You've probably been hearing the words "mania" or "craze" a lot recently when reading about the markets.
Sorry—just doing our jobs. As Erin Griffith wrote in the NYT this weekend, investments in nontraditional corners of the finance industry all seem to be doing this at the very same time.
A short list
Crypto: Last
March, bitcoin was hovering just above $5,000; on Saturday, it hit an
all-time high above $61,000. And dogecoin, a crypto that’s based on a
meme, has increased more than 1,100% this year.
NFTs: Non-fungible tokens
leverage blockchain technology to let anyone buy an "original copy" of a
piece of the internet.
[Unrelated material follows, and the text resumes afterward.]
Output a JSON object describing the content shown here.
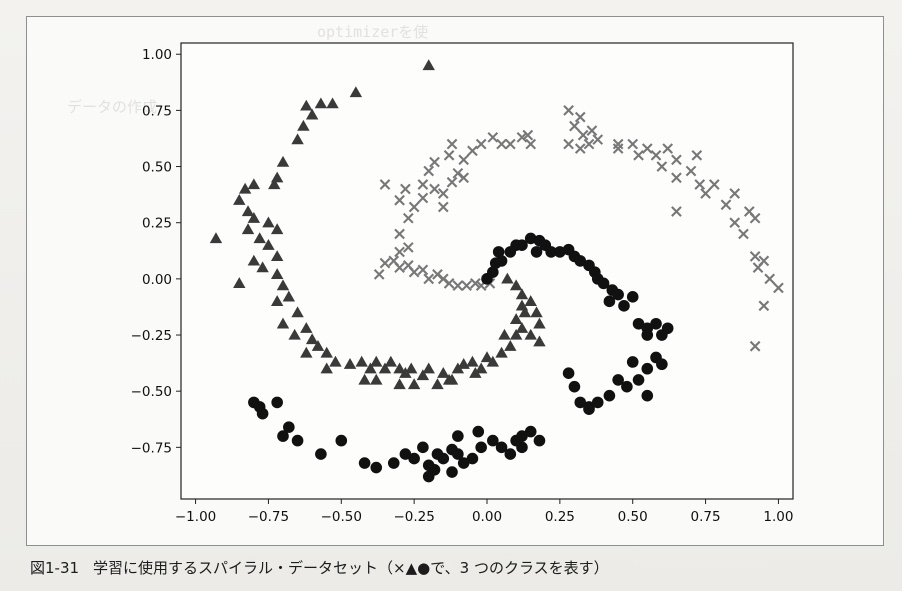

Last week, a JPG file sold for $69.3 million at
Christie's and bids for Jack Dorsey's OG tweet hit $2.5 million.
Trading cards: Seven of the 10 most expensive sports trading cards in history have been sold in the past eight months, per Axios Sports. In January, someone bought a 1952 Topps Mickey Mantle for $5.2 million, the highest ever.
SPACs: The
use of special purpose acquisition companies to take startups public
has hit astronomical levels. Of the 302 IPOs so far this year, 80% are SPACs.
Sneakers: Last May and June, the e-commerce platform StockX had its busiest two months since its 2016 launch thanks to exploding interest in the sneaker resale market.
Are they connected?
Griffith
thinks so. She argues that the pandemic—which wiped calendars clean,
boosted many Americans' savings, and made traditional assets like stocks
and bonds unattractive—drove bored people to seek out more stimulating
(and speculative) ways of deploying their cash.
- Plus, it’s not like any of the "crazes" described above are that new.
SPACs have been around for decades, sneaker-flipping dates back to
1985, and trading cards, well…you get the point. Even NFTs were being
developed as early as 2017.
Zoom out: No
one knows exactly if/when any of these "mini-bubbles'' will pop but, at
least in the SPAC world, some think it might be soon. The amount
wagered on SPACs to fall in value has tripled since the start of the year, per the WSJ.